My mother had all blood tests a month ago when the doctor first became involved following a fall. They all came back normal. Her blood pressure is also normal.

I have started to keep a diary of all her unusual behaviour - I didn't realise how much there has been until I started to write it all down.

Dad is in denial about it all at the moment so I don't know everything that is happening, but I think I have seen enough to be able to write to the doctor next week. Dad has just told me that she was sick yesterday after tea- I don't know why.

Can I ask your advice on something else please.

Mum is on the waiting list for a day care place, which I think is really important to give Dad a break and, also because she is immobile, they would be able to bathe her, which we are finding too difficult to manage at home. However she doesn't want to go, she's frightened and confused about it. Should I insist that she goes, or is that the wrong thing to do. We have this dilemna all the time, so this morning she would have spent all day adjusting her bra strap if I hadn't have said that she could try one more time, then she must put her blouse on. She cried about it and said please let me keep trying but I was firm about it and we did get her dressed. But I don't know if it was the right thing to do or not.
 

jenniferpa

Registered User
Jun 27, 2006
39,442
0
Did she continue crying AFTER she was dressed? Because if she didn't I'm inclined to say you did the right thing. I'm sure it made you feel awful though. And I have to say, even if she did continue crying but it wasn't for very long, I'd be inclined to say you did the right thing too. Can I ask -what happens if you don't try to put the bra on? Just a vest or something?

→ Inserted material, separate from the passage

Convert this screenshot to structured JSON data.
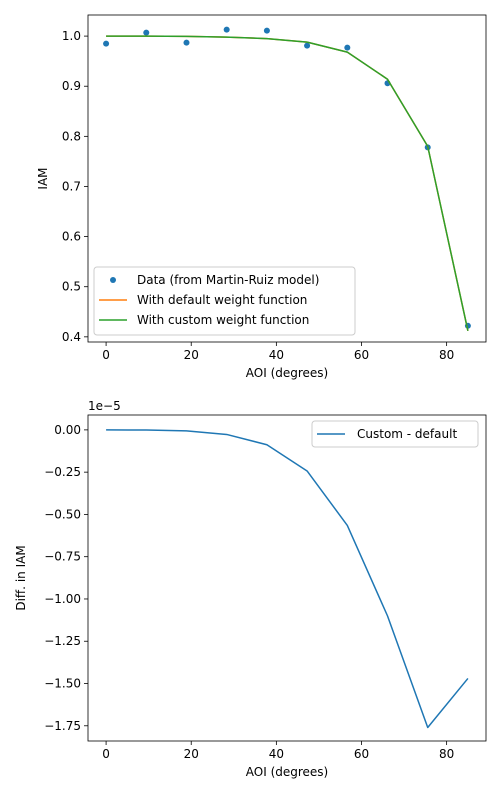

EDited to add: on the day care thing I think you may have to be firm, but if she tries it a few times and still doen't like it then you may have to rethink.
 

sheila d

Registered User
Dec 8, 2007
25
0
liverpool
jennifer

No she didn't cry after we had her blouse on - she just transferred her anxiety on to the length of her shoelaces, which would have turned in to another 3 hour saga, but I just took control and said we had to do her shoe laces up quickly as her cup of tea was getting cold. Dad tells me this is the 3rd day running that she has taken 2 hours to put her bra on. I think that it is easier for me to be firm with her than Dad, who is not coping with this sudden change in her.

I guess that today the enormity of the problem has hit us both and its been pretty awful.